Bonifica dell’ex cotonificio

Accanto al tema della viabilità, la comunità guarda al futuro dell’ex cotonificio, una grande area oggi degradata ma strategica per lo sviluppo della borgata. L’obiettivo è evitare la demolizione trasformando lo spazio in un polo multifunzionale.
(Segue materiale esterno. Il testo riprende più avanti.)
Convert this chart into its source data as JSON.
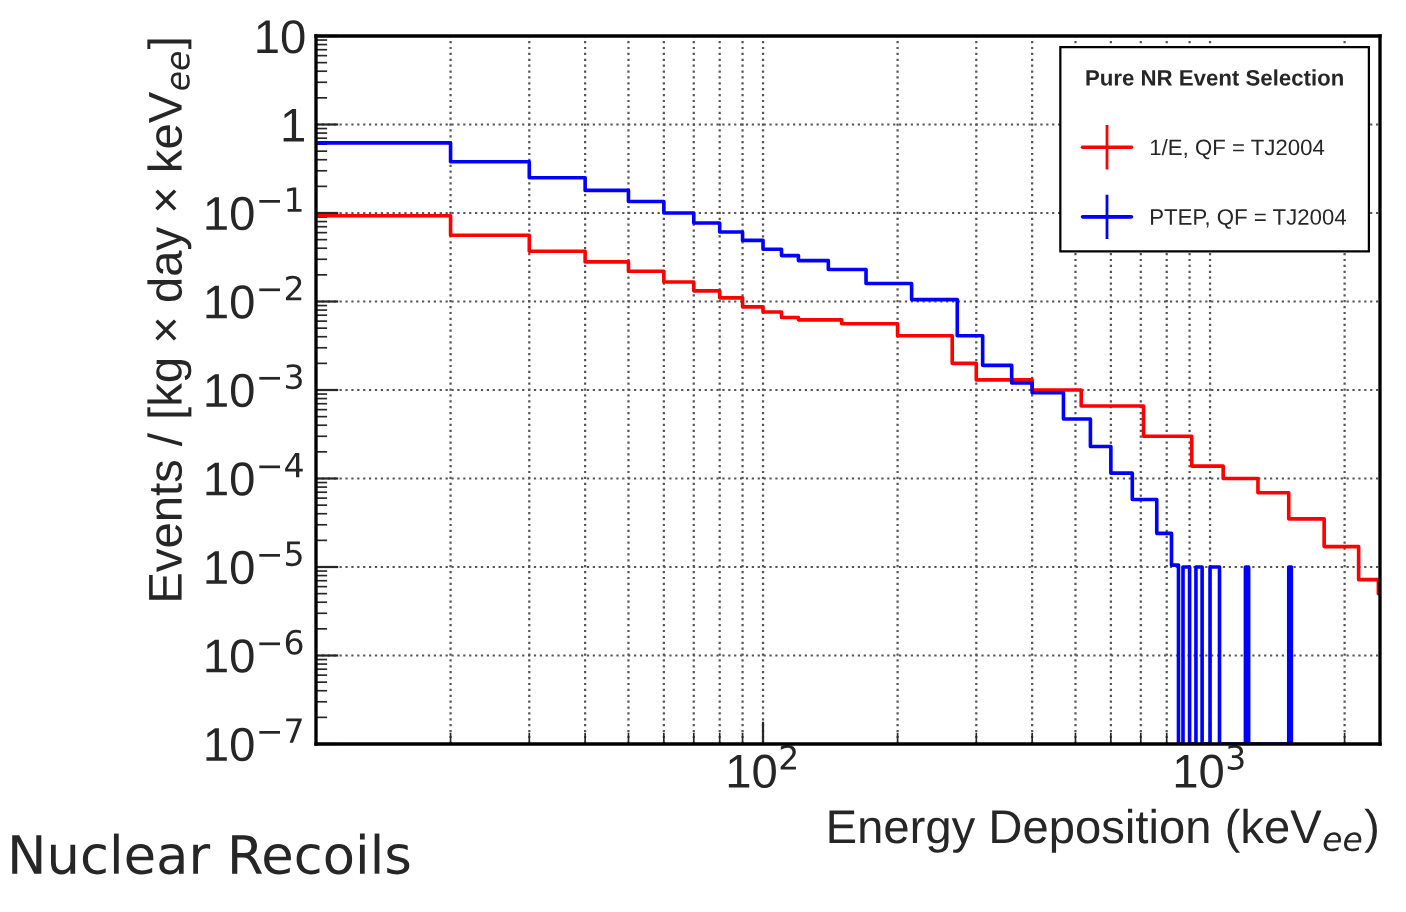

L’area è stata già bonificata dall’amianto nel 2016 ed è al centro di un progetto di riqualificazione fisica articolato in due gradi, oggi in fase di procedura.

Il progetto di riqualificazione immagina un’area al servizio dei cittadini: spazi di aggregazione, teatro e spettacolo, luoghi dedicati agli anziani, incubatori d’impresa, artigianato, un mercato coperto. È previsto anche un collegamento diretto con via Aiace, con parcheggi e uffici regionali.

“Queste opere non sono più rinviabili – sottolinea Marchiano – sbloccare via Aiace e recuperare il cotonificio darebbe respiro alla zona industriale e aprirebbe nuove prospettive di sviluppo per tutta la borgata”.

L’incontro

Alla seduta hanno preso parte gli assessori regionali Edy Tamajo (Attività produttive) e Alessandro Aricò (Infrastrutture e Mobilità), con i rispettivi direttori generali. Per il Comune erano presenti l’assessore alle Infrastrutture Totò Orlando e l’ingegnere Francesco Trapani, capo area e responsabile della pianificazione delle opere pubbliche e delle manutenzioni, che ha illustrato lo stato degli interventi già avviati sulla via Aiace.

Presenti anche il presidente della VII circoscrizione Giuseppe Fiore, i consiglieri Catia Meli e Leopoldo Piampiano, oltre a una rappresentanza di imprenditori della zona industriale e cittadini, tutti uniti nella richiesta di vedere finalmente completate le due opere.

“Interventi vitali per la città”

Il presidente della commissione, Giuseppe Carta, ha raccolto le istanze, assicurando che si tornerà a fare il punto tra circa un mese per verificare i passi avanti compiuti.

“Non possiamo più rinviare interventi che sono vitali per questo pezzo di città” ha dichiarato Carta, trovando la disponibilità anche da parte degli assessori regionali presenti a lavorare al reperimento delle risorse necessarie.